The 1900 Delaware gubernatorial election was held on November 6, 1900. Though Governor Ebe W. Tunnell was eligible for re-election under the newly adopted 1897 constitution, the state convention ended up nominating Peter J. Ford, a prominent businessman.

On the Republican side, the split from four years earlier threatened to divide the party once again. The Addicks and anti-Addicks Republicans nominated separate candidates for Governor. The anti-Addicks (or "Regular Republicans") nominated attorney Martin B. Burris, while the Addicks (or "Union Republicans") nominated Dr. George W. Marshall. Both factions, however, nominated John Hunn for Lieutenant Governor.

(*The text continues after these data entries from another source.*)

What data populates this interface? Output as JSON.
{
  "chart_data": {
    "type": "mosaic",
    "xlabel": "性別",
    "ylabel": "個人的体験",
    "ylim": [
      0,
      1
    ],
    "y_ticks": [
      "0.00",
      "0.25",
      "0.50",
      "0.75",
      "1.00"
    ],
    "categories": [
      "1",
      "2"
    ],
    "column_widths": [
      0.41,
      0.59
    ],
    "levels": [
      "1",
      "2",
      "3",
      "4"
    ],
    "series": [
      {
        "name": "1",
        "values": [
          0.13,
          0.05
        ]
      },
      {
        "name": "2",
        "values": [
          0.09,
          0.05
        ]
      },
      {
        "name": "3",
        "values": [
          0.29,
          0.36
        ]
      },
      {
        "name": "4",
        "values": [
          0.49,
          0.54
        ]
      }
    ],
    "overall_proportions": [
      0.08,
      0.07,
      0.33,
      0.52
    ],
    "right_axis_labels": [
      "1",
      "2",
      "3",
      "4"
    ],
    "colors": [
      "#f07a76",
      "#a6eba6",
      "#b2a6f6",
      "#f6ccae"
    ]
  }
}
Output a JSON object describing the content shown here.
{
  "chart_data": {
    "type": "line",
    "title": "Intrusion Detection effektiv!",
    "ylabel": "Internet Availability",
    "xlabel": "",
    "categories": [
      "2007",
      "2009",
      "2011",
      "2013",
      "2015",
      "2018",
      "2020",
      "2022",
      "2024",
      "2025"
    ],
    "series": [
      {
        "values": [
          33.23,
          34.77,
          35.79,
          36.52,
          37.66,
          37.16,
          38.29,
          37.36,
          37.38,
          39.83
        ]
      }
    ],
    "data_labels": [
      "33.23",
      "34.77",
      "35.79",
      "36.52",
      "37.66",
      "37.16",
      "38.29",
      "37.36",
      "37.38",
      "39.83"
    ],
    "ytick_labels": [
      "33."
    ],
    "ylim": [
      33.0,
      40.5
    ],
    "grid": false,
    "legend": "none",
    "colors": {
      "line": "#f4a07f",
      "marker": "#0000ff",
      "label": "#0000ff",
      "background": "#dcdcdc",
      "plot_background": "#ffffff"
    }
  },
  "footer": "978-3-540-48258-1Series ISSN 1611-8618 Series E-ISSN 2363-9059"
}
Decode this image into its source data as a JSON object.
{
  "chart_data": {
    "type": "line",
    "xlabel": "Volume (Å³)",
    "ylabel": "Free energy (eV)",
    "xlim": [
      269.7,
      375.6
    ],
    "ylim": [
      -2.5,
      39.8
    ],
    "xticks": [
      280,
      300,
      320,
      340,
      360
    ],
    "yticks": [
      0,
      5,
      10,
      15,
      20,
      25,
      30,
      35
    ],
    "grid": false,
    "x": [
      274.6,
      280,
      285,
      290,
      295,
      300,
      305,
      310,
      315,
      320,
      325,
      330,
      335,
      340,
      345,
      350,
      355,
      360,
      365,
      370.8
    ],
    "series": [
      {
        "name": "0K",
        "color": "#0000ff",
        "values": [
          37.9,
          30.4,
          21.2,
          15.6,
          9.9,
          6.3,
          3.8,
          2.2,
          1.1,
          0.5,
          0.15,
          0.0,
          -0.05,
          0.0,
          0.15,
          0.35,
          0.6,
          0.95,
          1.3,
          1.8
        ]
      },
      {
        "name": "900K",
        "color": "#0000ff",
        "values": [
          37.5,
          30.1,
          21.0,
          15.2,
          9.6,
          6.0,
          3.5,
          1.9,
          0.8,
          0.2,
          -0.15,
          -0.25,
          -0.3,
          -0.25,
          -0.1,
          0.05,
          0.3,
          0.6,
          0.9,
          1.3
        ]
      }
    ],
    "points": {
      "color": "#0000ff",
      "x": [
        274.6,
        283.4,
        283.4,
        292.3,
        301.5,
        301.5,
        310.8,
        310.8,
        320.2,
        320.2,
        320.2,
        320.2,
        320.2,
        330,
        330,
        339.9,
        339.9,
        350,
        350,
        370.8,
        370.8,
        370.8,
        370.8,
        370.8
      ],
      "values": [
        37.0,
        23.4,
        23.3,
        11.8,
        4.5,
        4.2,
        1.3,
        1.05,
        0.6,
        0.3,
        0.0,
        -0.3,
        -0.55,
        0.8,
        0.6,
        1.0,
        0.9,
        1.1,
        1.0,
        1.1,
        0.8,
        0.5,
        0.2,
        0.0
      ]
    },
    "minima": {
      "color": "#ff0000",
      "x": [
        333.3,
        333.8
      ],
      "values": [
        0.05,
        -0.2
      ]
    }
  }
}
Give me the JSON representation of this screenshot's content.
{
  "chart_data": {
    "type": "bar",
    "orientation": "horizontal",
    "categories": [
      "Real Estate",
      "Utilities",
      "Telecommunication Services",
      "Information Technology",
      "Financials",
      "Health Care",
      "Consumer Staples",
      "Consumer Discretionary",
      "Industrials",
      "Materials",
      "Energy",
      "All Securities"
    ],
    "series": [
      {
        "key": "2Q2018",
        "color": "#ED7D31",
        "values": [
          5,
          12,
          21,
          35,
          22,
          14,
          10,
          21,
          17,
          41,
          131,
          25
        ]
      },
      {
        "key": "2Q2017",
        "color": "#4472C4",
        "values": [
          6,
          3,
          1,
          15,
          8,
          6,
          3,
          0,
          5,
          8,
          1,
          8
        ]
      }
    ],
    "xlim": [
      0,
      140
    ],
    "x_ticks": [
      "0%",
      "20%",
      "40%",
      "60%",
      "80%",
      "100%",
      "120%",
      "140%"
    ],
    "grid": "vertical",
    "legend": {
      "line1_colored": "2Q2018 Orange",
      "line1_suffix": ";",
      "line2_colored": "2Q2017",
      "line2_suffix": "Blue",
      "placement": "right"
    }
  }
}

Though initial negotiations between the factions failed to produce a reconciliation, a tentative agreement developed to form a joint ticket, adopting Hunn as a compromise for Governor splitting nominations for statewide offices between the two factions. Ultimately, the parties came to an agreement, and a joint ticket was nominated for the general election.

In the general election, Hunn ended up defeating Ford by a decisive margin, reclaiming the governorship for the Republican Party. Republicans would hold onto the office until 1936.

==General election==

1900 Delaware gubernatorial election
| Party |  | Candidate | Votes | % | ±% |
|---|---|---|---|---|---|
|  | Republican | John Hunn | 22,421 | 53.57% | +33.18% |
|  | Democratic | Peter J. Ford | 18,802 | 44.93% | +0.72% |
|  | Prohibition | Richard M. Cooper | 574 | 1.37% | −1.07% |
|  | Socialist | Gustave E. Reinike | 54 | 0.13% | — |
| Majority |  |  | 3,619 | 8.65% | −4.16% |
| Turnout |  |  | 41,851 | 100.00% |  |
|  | Republican gain from Democratic |  |  |  |  |

==Bibliography==
- Delaware Senate Journal, 88th General Assembly, 1st Reg. Sess. (1901).